Once upon a Greece!

I have never been more disappointed to work in Germany when I saw the Euro nosediving against most of world currencies, including Rupee. The last figure that I have was when 1 euro was traded against 55.9 Rs., 14 Rs. down from the peak that it scaled sometime last year. To most of us, it is clear that European Union is heading towards another stern challenge after 2008 “subprime” crisis. What’s more, they even have a name for her, “Common Currency Crisis!”

Greece’s sovereign debt is close to a default, and next in line are other weak European economies like Portugal, Ireland, Spain, and Italy. This is likely to cause a Domino effect in the Euro-zone, since the foreign lenders are now calculating risks differently. The investment markets are in a gloom over the uncertainty, which is leading to weakening of euro. In that case, one can sense that the catastrophe is not pragmatic, but a product of speculations and sentiment. Adding to it, German chancellor, Angela Merkel has commented that failing of euro means failing of the entire idea behind European Union. French president, Nicholas Sarkozy has lamented over the bail-out package and threatened to quit common currency.Image: freedigitalphotos.net

On the brighter side, last week senior officials and policy-makers have met in Brussels to chalk out a plan to boost euro and strictly monitor profligate economies.
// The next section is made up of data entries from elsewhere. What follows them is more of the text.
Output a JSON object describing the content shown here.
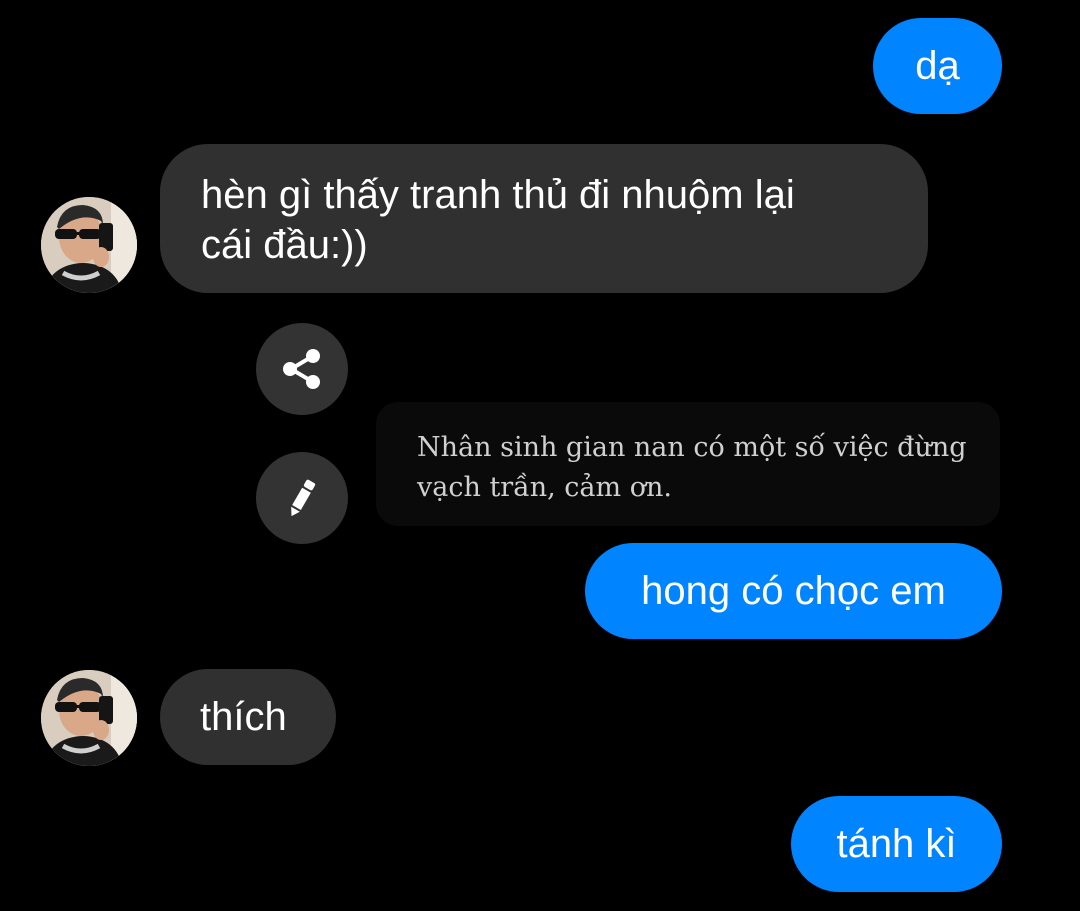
{
  "conversation": {
    "messages": [
      {
        "sender": "me",
        "text": "dạ"
      },
      {
        "sender": "contact",
        "lines": [
          "hèn gì thấy tranh thủ đi nhuộm lại",
          "cái đầu:))"
        ]
      },
      {
        "sender": "me",
        "text": "hong có chọc em"
      },
      {
        "sender": "contact",
        "text": "thích"
      },
      {
        "sender": "me",
        "text": "tánh kì"
      }
    ],
    "quote_card": {
      "lines": [
        "Nhân sinh gian nan có một số việc đừng",
        "vạch trần, cảm ơn."
      ]
    },
    "actions": {
      "share_icon": "share-icon",
      "edit_icon": "pencil-icon"
    }
  },
  "colors": {
    "background": "#000000",
    "outgoing_bubble": "#0084ff",
    "incoming_bubble": "#303030",
    "action_button": "#333333",
    "text": "#ffffff"
  }
}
A whopping 750 Billion euros bail-out package was also declared, together with International monetary fund (IMF) and European central bank (ECB).  But there are still doubts whether the idea of EU’s interference in the national budgets will question the sovereignty of faltering states. Greece’s population is already opposing the austerity measures and against such “mediation,” and humiliation by lending countries. The future is bleak considering that the existing governments will not be able to perform under mounting public pressure.
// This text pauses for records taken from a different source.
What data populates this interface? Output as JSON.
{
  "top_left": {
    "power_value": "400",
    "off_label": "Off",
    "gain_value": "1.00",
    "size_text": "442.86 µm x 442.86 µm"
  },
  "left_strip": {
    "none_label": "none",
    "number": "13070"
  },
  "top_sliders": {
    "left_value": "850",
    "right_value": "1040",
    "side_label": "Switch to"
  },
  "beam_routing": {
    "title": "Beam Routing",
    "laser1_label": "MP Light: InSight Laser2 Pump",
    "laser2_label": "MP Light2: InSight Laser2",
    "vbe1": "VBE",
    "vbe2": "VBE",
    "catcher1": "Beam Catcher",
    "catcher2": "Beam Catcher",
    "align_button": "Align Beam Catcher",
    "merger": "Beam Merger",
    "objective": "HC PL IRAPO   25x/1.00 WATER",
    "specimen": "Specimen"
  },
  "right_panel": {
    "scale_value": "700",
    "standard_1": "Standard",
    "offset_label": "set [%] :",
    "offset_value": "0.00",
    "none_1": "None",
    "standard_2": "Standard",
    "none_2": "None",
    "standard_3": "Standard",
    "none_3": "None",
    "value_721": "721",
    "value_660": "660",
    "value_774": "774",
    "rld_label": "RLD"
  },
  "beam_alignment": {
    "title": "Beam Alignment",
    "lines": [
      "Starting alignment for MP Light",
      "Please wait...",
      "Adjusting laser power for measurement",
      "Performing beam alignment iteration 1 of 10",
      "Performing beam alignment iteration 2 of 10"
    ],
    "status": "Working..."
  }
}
In a more realistic sense, it has to be accepted that the latest debacle will have a manifold of effect on not just European but global economy. A weak euro has affected export-driven businesses and it is marring fresh investments. The confidence of European economy will be totally shaken with the “double dip,” significantly altering its equation with China and India. The domestic market and employment in individual countries, which had just come out of red, is also likely to be hit hard. On the other side, euro’s loss has benefited dollar to gain against influential currencies like Chinese Yuan, thereby boosting its prospects for trading and investment.
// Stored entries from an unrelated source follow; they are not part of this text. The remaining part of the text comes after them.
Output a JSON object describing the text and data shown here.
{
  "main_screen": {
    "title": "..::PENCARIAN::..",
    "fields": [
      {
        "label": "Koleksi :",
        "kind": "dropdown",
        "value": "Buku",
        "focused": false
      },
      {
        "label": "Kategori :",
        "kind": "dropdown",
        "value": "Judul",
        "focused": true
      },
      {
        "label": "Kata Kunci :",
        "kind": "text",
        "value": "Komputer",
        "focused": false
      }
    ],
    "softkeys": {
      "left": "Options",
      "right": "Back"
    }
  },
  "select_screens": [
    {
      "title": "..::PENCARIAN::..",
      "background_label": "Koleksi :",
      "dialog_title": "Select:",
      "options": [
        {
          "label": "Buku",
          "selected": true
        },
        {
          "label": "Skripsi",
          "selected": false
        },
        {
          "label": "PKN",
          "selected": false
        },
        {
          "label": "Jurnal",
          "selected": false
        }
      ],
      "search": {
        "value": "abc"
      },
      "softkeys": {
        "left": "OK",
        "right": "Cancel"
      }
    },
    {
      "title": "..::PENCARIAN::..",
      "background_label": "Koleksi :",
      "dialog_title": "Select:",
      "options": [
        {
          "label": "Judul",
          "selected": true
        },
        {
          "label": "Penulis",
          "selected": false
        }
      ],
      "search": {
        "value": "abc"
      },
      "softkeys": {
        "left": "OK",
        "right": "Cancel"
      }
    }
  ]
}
One might suspect, if there is any “malicious” interplay from American firms that are desperately waiting for dollar to gain sizeable weight against euro. The standard and poor’s, an American agency, has supposedly rated entire nations, for instance Spain, as nonprofitable. Of course, profligate countries have their own reasons for failing and poor performance, but the speculations are not bilaterally beneficial. In that case, it is admirable that a single country like Germany has thrown its weight behind Greece to spare it from defaulting. One can only hope that if Greece and its companions like Portugal, Ireland, and Spain follow the austerity measures and the guidelines of ECB and IMF, it is highly likely that the recovery would be back on track!